Patterns and Driving Mechanism of C, N, P Ecological Stoichiometry in Plant-Litter-Soil Systems of Monoculture and Mixed Coastal Forests in Southern Zhejiang Province of China

Abstract

Mixed forests are usually associated with higher resource utilization compared to the corresponding monocultures; however, the tree mixing effects of carbon (C), nitrogen (N), phosphorus (P) ecological stoichiometry in coastal forest ecosystems remains largely unknown. We compared the C, N, P stoichiometry in different ecosystem components (i.e., canopy layer, herb layer, litter layer, 0–20 cm and 20–40 cm soils) among two monocultures (Casuarina equisetifolia and Eucalyptus saligna) and their mixture in Taizhou, Zhejiang province, China. We also assessed the effects of the main microhabitat factors (wind speed, soil salinity, soil moisture and pH) on C, N, P stoichiometry. Two monocultures and their mixture showed the same elemental pattern of “low C and high P” for both the canopy and herb layers, and soil, indicating evident N limitations; however, the mixture intensified the N deficiency more.
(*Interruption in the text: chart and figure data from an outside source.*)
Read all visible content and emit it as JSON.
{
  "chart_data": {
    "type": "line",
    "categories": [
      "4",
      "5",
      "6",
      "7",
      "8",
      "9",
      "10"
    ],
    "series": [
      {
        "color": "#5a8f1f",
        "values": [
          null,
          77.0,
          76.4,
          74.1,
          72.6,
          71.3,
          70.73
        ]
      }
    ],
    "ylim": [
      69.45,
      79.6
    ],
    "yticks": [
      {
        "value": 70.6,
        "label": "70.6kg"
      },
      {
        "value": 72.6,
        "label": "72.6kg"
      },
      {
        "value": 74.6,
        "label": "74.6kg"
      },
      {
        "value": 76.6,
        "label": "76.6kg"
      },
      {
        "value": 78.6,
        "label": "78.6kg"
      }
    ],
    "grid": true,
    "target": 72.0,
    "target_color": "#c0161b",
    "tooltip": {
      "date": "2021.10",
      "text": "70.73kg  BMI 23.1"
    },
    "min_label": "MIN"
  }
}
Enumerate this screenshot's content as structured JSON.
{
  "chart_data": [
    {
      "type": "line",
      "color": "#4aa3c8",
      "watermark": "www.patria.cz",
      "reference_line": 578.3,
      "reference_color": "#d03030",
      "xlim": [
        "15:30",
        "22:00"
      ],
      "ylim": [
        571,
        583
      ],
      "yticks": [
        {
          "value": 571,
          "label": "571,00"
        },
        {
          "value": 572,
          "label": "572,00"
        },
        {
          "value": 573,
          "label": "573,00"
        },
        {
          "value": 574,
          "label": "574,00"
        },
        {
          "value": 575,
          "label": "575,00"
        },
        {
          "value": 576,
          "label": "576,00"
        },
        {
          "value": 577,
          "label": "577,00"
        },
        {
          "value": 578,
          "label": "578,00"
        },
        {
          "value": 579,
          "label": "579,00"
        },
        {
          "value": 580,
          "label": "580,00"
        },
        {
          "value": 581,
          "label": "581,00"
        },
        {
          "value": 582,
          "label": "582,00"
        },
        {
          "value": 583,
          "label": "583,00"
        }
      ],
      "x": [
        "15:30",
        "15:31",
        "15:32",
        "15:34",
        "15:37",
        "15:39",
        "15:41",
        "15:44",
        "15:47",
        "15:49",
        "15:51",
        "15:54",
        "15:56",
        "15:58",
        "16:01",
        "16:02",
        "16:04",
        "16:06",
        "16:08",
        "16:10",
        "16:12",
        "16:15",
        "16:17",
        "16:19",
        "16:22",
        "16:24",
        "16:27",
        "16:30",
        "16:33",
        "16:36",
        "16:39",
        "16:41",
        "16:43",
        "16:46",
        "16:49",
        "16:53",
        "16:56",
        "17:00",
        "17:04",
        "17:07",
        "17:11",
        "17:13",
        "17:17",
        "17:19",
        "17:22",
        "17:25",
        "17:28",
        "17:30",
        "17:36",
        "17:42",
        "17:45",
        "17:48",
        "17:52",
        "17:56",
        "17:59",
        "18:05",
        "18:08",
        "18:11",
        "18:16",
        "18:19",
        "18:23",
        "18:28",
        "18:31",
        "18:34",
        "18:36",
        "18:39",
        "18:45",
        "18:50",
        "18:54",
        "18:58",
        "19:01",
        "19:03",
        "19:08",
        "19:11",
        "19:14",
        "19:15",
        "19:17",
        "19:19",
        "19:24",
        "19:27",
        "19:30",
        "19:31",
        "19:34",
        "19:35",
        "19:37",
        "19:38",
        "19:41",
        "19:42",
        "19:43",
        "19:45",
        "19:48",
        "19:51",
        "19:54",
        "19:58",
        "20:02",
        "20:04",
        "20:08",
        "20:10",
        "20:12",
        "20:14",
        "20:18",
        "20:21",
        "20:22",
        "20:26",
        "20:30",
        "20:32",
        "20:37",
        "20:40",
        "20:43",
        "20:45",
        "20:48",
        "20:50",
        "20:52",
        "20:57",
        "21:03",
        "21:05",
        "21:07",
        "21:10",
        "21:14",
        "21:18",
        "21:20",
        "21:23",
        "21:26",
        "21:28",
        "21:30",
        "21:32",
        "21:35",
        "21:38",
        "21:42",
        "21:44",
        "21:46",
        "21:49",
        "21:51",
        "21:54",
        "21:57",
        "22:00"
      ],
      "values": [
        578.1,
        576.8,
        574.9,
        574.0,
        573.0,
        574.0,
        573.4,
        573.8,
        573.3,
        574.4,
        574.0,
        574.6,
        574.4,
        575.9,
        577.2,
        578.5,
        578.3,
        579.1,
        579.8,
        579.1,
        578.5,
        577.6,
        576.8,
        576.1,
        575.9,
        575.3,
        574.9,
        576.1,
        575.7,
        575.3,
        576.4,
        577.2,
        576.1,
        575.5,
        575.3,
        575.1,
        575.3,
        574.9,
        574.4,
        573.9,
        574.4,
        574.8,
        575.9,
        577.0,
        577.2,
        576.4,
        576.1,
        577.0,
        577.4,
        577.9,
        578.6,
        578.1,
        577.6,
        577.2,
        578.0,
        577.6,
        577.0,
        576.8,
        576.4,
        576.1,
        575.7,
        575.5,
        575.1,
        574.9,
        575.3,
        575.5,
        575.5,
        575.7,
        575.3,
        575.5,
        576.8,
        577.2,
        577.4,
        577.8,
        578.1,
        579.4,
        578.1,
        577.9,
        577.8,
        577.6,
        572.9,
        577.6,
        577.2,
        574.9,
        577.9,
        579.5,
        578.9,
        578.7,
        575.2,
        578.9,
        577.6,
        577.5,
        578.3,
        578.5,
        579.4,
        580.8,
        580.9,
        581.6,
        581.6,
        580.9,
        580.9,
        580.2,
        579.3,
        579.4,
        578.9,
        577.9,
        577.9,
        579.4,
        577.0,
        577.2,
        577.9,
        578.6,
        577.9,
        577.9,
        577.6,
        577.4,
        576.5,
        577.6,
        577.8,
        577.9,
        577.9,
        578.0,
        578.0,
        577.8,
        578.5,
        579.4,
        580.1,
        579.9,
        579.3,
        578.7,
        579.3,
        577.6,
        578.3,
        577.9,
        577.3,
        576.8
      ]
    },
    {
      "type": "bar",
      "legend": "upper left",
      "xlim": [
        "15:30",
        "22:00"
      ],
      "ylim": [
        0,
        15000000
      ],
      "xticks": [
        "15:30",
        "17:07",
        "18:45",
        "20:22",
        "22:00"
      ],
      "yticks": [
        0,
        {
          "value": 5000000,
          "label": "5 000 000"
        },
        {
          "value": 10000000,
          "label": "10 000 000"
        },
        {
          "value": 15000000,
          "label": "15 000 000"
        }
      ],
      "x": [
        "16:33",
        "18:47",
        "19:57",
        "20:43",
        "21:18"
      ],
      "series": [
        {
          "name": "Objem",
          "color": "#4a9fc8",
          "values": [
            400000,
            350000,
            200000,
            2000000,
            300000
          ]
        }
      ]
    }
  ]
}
The mixture showed stronger correlations among the C, N, P stoichiometry than the monocultures. Redundancy and hierarchical partitioning analysis showed the overall and independent effects of the microhabitat factors on the C, N, P stoichiometry separately, in which soil moisture presented more effects on shallow soil (20–40 cm) C, N, and P, while soil salinity mainly affected the herb and litter layers; wind speed had greater effects on canopy layer C, N, P stoichiometry. These results are expected to provide a management reference for the regeneration of degraded plantations in the southern Zhejiang province of China.